Wahyu dan Pengalaman Keagamaan


Prolog

Pada dekade terakhir, para orientalis dan beberapa pemikir muslim meyakini bahwa nabi merupakan orang yang memperoleh pengalaman keagamaan atau pengalaman religi. Wahyu yang diterima seorang nabi sama dengan apa yang dialami oleh seorang sufi. Keduanya sama-sama memperoleh pengetahuan intuitif melalui mukasyafah yang tidak dapat diraih oleh manusia biasa.

Berdasarkan pandangan ini, perkataan nabi yang didapatkan ketika menerima kalam Tuhan, merupakan pengalaman spiritual dan sosial nabi sendiri. Disini, wahyu mengikuti situasi dan kondisi nabi. Sehingga, kematangan wahyu mengikuti kematangan nabi. Secara gradual, nabi semakin matang menjadi nabi, maka wahyu semakin kaya. Sosok nabi adalah media bagi pertumbuhan dan perkembangan wahyu. Dengan pandangan tersebut, jika Rasulullah Saw hidup lebih lama lagi, maka al-Qur'an bisa saja melebihi dari yang ada saat ini. Dengan demikian agama pun secara gradual mengalami penyempurnaan. Hal ini menegaskan adanya kehidupan gradual selanjutnya bahwa setelah Rasulullah Saw, pengalaman religi seorang sufi memperkaya agama. Di sini agama sendiri mengalami perluasan, bukan hanya pengetahuan agamanya saja.

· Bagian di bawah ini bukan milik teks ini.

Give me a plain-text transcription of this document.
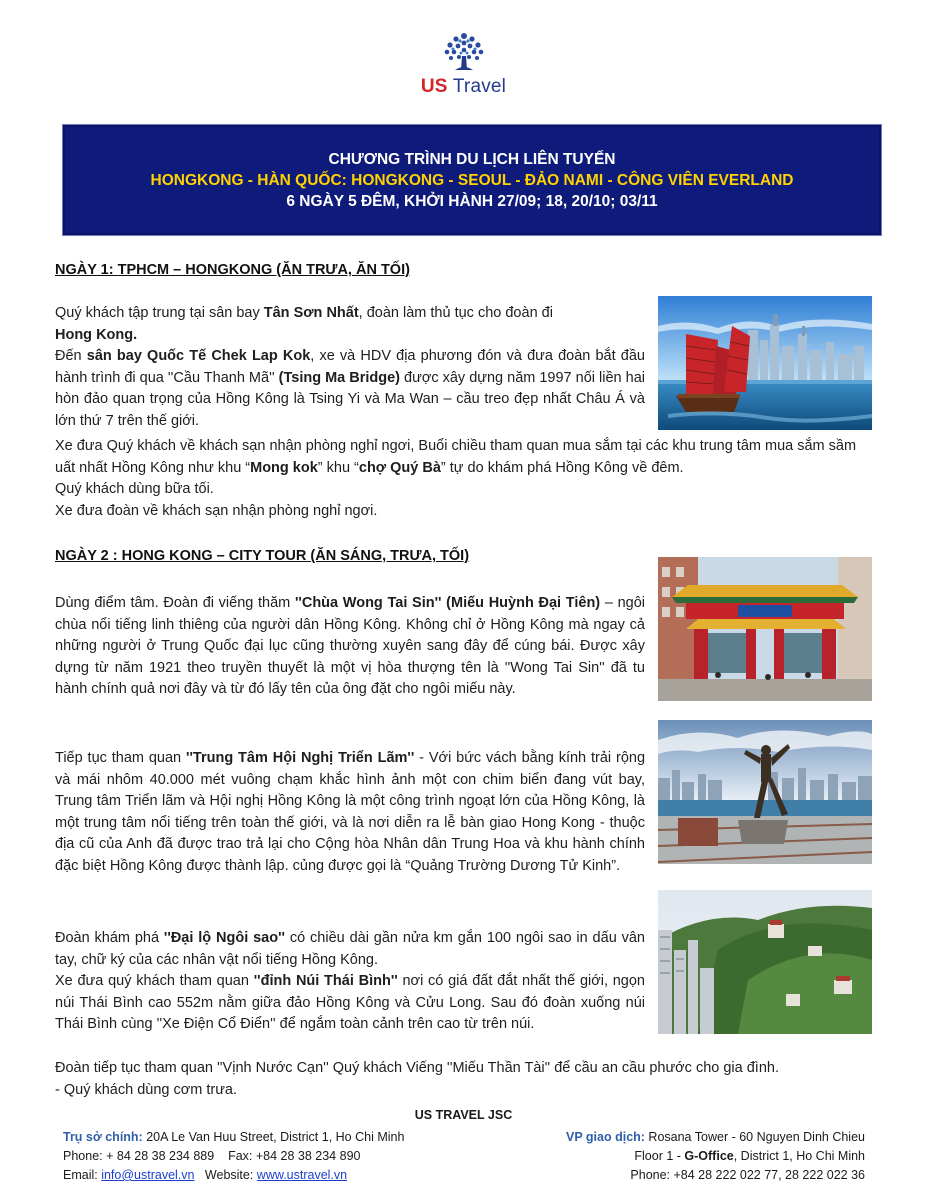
US Travel
CHƯƠNG TRÌNH DU LỊCH LIÊN TUYẾN
HONGKONG - HÀN QUỐC: HONGKONG - SEOUL - ĐẢO NAMI - CÔNG VIÊN EVERLAND
6 NGÀY 5 ĐÊM, KHỞI HÀNH 27/09; 18, 20/10; 03/11
NGÀY 1: TPHCM – HONGKONG (ĂN TRƯA, ĂN TỐI)

Quý khách tập trung tại sân bay Tân Sơn Nhất, đoàn làm thủ tục cho đoàn đi
Hong Kong.

Đến sân bay Quốc Tế Chek Lap Kok, xe và HDV địa phương đón và đưa đoàn bắt đầu hành trình đi qua ''Cầu Thanh Mã'' (Tsing Ma Bridge) được xây dựng năm 1997 nối liền hai hòn đảo quan trọng của Hồng Kông là Tsing Yi và Ma Wan – cầu treo đẹp nhất Châu Á và lớn thứ 7 trên thế giới.

Xe đưa Quý khách về khách sạn nhận phòng nghỉ ngơi, Buổi chiều tham quan mua sắm tại các khu trung tâm mua sắm sầm uất nhất Hồng Kông như khu “Mong kok” khu “chợ Quý Bà” tự do khám phá Hồng Kông về đêm.

Quý khách dùng bữa tối.

Xe đưa đoàn về khách sạn nhận phòng nghỉ ngơi.

NGÀY 2 : HONG KONG – CITY TOUR (ĂN SÁNG, TRƯA, TỐI)

Dùng điểm tâm. Đoàn đi viếng thăm ''Chùa Wong Tai Sin'' (Miếu Huỳnh Đại Tiên) – ngôi chùa nổi tiếng linh thiêng của người dân Hồng Kông. Không chỉ ở Hồng Kông mà ngay cả những người ở Trung Quốc đại lục cũng thường xuyên sang đây để cúng bái. Được xây dựng từ năm 1921 theo truyền thuyết là một vị hòa thượng tên là ''Wong Tai Sin'' đã tu hành chính quả nơi đây và từ đó lấy tên của ông đặt cho ngôi miếu này.

Tiếp tục tham quan ''Trung Tâm Hội Nghị Triển Lãm'' - Với bức vách bằng kính trải rộng và mái nhôm 40.000 mét vuông chạm khắc hình ảnh một con chim biển đang vút bay, Trung tâm Triển lãm và Hội nghị Hồng Kông là một công trình ngoạt lớn của Hồng Kông, là một trung tâm nổi tiếng trên toàn thế giới, và là nơi diễn ra lễ bàn giao Hong Kong - thuộc địa cũ của Anh đã được trao trả lại cho Cộng hòa Nhân dân Trung Hoa và khu hành chính đặc biệt Hồng Kông được thành lập. củng được gọi là “Quảng Trường Dương Tử Kinh”.

Đoàn khám phá ''Đại lộ Ngôi sao'' có chiều dài gần nửa km gắn 100 ngôi sao in dấu vân tay, chữ ký của các nhân vật nổi tiếng Hồng Kông.

Xe đưa quý khách tham quan ''đỉnh Núi Thái Bình'' nơi có giá đất đắt nhất thế giới, ngọn núi Thái Bình cao 552m nằm giữa đảo Hồng Kông và Cửu Long. Sau đó đoàn xuống núi Thái Bình cùng ''Xe Điện Cổ Điển'' để ngắm toàn cảnh trên cao từ trên núi.

Đoàn tiếp tục tham quan ''Vịnh Nước Cạn'' Quý khách Viếng ''Miếu Thần Tài'' để cầu an cầu phước cho gia đình.

- Quý khách dùng cơm trưa.

US TRAVEL JSC
Trụ sở chính: 20A Le Van Huu Street, District 1, Ho Chi Minh
Phone: + 84 28 38 234 889    Fax: +84 28 38 234 890
Email: info@ustravel.vn   Website: www.ustravel.vn
VP giao dịch: Rosana Tower - 60 Nguyen Dinh Chieu
Floor 1 - G-Office, District 1, Ho Chi Minh
Phone: +84 28 222 022 77, 28 222 022 36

Berangkat dari klaim besar yang masih perlu diuji kebenarannya tersebut, muncul pertanyaan pokok apakah wahyu merupakan pengalaman religi seperti yang juga dialami oleh kalangan sufi, ataukah sebaliknya wahyu dan pengalaman religi memiliki sejumlah perbedaan yang mendasar. Tulisan ini berupaya mengangkat perbedaan mendasar antara wahyu dan pengalaman religi.



Antara Wahyu dan Pengalaman Religi

Secara etimologis, wahyu memiliki beberapa pengertian antara lain: isyarat, pesan, dan perkataan tersembunyi yang cepat. Hal ini seperti dijelaskan Raghib Isfahani yang mendefinisikan wahyu sebagai pesan tersembunyi yang disampaikan dengan isyarat yang sedemikian cepat.[1] Namun terkadang terma ini juga berkaitan dengan ketentuan ciptaan alam semesta seperti petunjuk insting dan fitrah manusia. Sebagaimana al-Qur'an memberikan penjelasan pada ketiga maknanya yaitu: pesan tersembunyi,[2] petunjuk insting[3] dan fitrah manusia[4]. Selain ketiga makna tersebut, dalam al-Qur'an wahyu bermakna risalah illahi[5] yang disebutkan lebih dari tujuh puluh kali.[6] Makna terakhir inilah yang menjadi pokok pembahasan kita kali ini.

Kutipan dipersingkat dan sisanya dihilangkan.